CD-Review: Artillery – When Death Comes

Info
Bandname: Artillery
Albumname: When Death Comes
Musikrichtung: Thrash Metal, Heavy Metal, Alternative Metal
Erscheinungsjahr: 2009
Label: Refield Records (Alive)
Herkunft: Dänemark
Myspace: keine
Website: http://www.artillery.dk/
Mit „When Death Comes“ wenden sich Artillery erneut einem noch unentdeckten musikalischen Weg zu. Nach fast zwanzig turbulenten Jahren, formierte sich das ehemalige Line-Up von By Inheritance 2007 unter dem Power Metal-Vokalisten Søren Nico Adamsen als Frontmann neu. Nach einer Live-DVD und zahlreichen Europakonzerten ging die Band im März 2009 ins Studio. Søren Andersen, Gitarrist von Oliver Weers und Kandidat für den Eurovision Song Contest (ja, tatsächlich) wurde überraschend dazu auserkoren, die Produktion zu übernehmen. Das Resultat ist das erfrischende und interessante „When Death Comes“.
Es ist schon fast eine Tradition dieser Band, dass ihr Sound sich erneut komplett verändert und in eine neue Version gebracht wurde. Der Kern der Musik ist Thrash Metal mit sehr starken Power/Heavy Metal-Einflüssen, traditionelleres Songwriting und der orientalische Touch, der seit 1990 ein Markenzeichen der Band geworden war. Vergleichen wir die Scheibe mit früheren Werken der Band, fällt auf, dass die Musik viel geradliniger und stärker um die Gesangslinien orientiert wurde. Die Riffs kehren auf konventionelleren Boden zurück und ähneln sich in der Herangehensweise denen auf ihren anderen Alben. Mit dem Titelsong (gleich der erste auf dem Album) ergreift sich die Scheibe sofort die Aufmerksamkeit des Hörers und lässt ihn kaum wieder los.
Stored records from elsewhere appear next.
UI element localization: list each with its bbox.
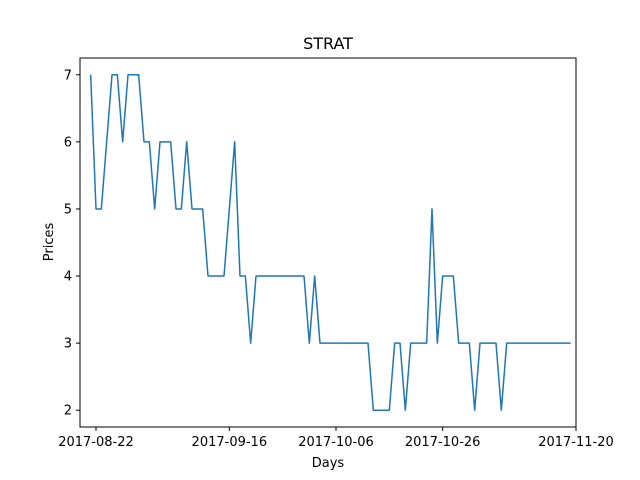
y-axis-label: Prices	[42, 223, 57, 262]
chart-title: STRAT	[303, 34, 353, 53]
plot-area	[89, 74, 571, 411]
x-tick-label-2: 2017-10-06	[298, 435, 374, 450]
y-tick-label-5: 7	[64, 68, 72, 83]
y-axis: 2 3 4 5 6 7	[64, 68, 80, 419]
plot-frame	[79, 57, 577, 428]
y-tick-label-0: 2	[64, 404, 72, 419]
x-axis-label: Days	[312, 456, 345, 471]
x-tick-label-3: 2017-10-26	[405, 435, 481, 450]
series-line-0	[89, 74, 571, 411]
y-tick-label-4: 6	[64, 135, 72, 150]
y-tick-label-2: 4	[64, 270, 72, 285]
x-tick-label-0: 2017-08-22	[58, 435, 134, 450]
x-tick-label-4: 2017-11-20	[538, 435, 614, 450]
x-tick-label-1: 2017-09-16	[192, 435, 268, 450]
x-axis: 2017-08-22 2017-09-16 2017-10-06 2017-10-26…	[58, 427, 614, 450]
y-tick-label-3: 5	[64, 202, 72, 217]
y-tick-label-1: 3	[64, 337, 72, 352]
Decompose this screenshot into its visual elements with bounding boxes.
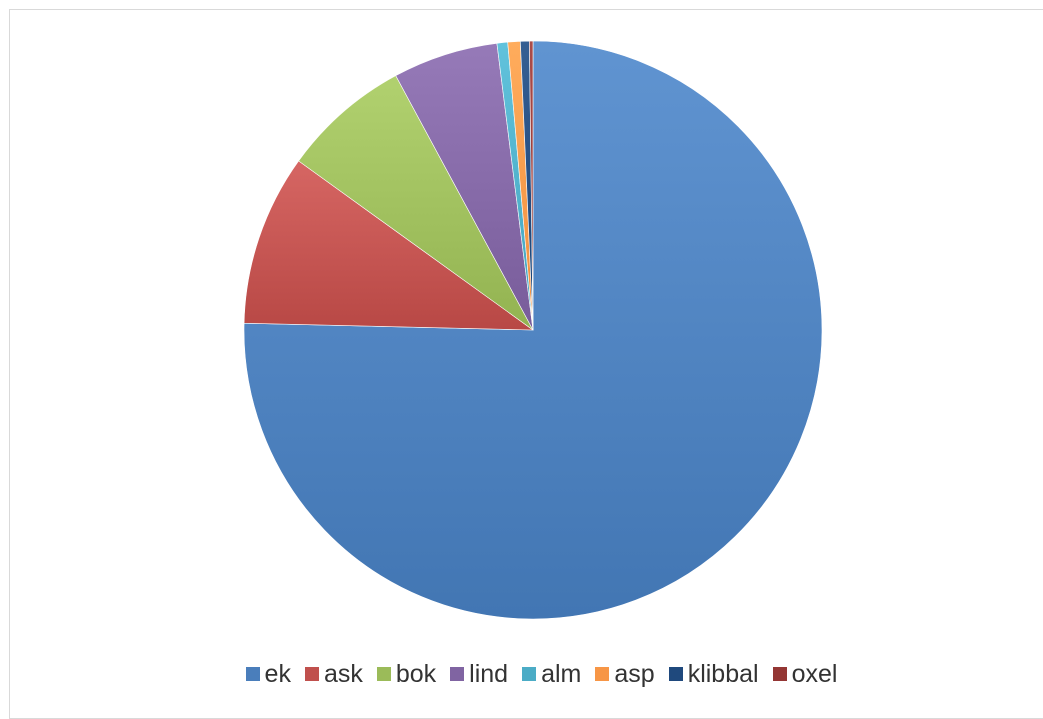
legend-swatch-klibbal xyxy=(668,667,683,681)
legend-label-klibbal: klibbal xyxy=(687,659,759,688)
legend-label-ek: ek xyxy=(264,659,291,688)
pie-slice-oxel xyxy=(529,40,534,331)
legend-swatch-oxel xyxy=(772,667,787,681)
legend-label-bok: bok xyxy=(395,659,437,688)
legend-swatch-asp xyxy=(595,667,610,681)
legend-label-alm: alm xyxy=(541,659,582,688)
legend-label-asp: asp xyxy=(614,659,655,688)
legend-item-klibbal: klibbal xyxy=(668,659,759,688)
legend-label-lind: lind xyxy=(469,659,509,688)
legend-item-ek: ek xyxy=(245,659,291,688)
legend-item-oxel: oxel xyxy=(772,659,838,688)
legend-label-ask: ask xyxy=(323,659,363,688)
legend-item-alm: alm xyxy=(522,659,582,688)
legend-swatch-ask xyxy=(304,667,319,681)
legend: ek ask bok lind alm asp klibbal oxel xyxy=(0,657,1043,691)
legend-label-oxel: oxel xyxy=(791,659,838,688)
pie-slice-bok xyxy=(298,75,534,331)
legend-swatch-alm xyxy=(522,667,537,681)
legend-item-asp: asp xyxy=(595,659,655,688)
legend-item-bok: bok xyxy=(376,659,437,688)
legend-item-lind: lind xyxy=(450,659,509,688)
pie-slice-ask xyxy=(243,160,534,331)
legend-swatch-lind xyxy=(450,667,465,681)
legend-swatch-ek xyxy=(245,667,260,681)
legend-item-ask: ask xyxy=(304,659,363,688)
legend-swatch-bok xyxy=(376,667,391,681)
Allerdings gibt es auch ein paar Kritikpunkte. Erstens gibt es Momente, in denen sich die Vocals sehr unbequem anfühlen, am stärksten ist das bei „Not A Nightmare“ und „The End“ wahrzunehmen. Obwohl Nico einen sehr guten Job gemacht hat, kann er sich nicht in die Fußstapfen von Flemming Rönsdorf pressen und sollte dies auch nicht versuchen. Ein zweiter Kritikpunkt wäre, dass nicht alle Songs des Albums die Aufmerksamkeit des Hörers so sehr fesseln, wie zum Beispiel der Titeltrack. Am deutlichsten wird das bei „Damned Religion“, der, um es einfach auszudrücken, einfach zu lang und am Ende sogar ermüdend langweilig ist. Die dritte Kritik: Übersteuern. Da das Album sehr laut produziert ist, ist der Schaden leider nicht zu überhören. Es wird jedoch nie so schlimm, dass es einem auf die Nerven geht, trotzdem ist es ein Fehler des Produzenten.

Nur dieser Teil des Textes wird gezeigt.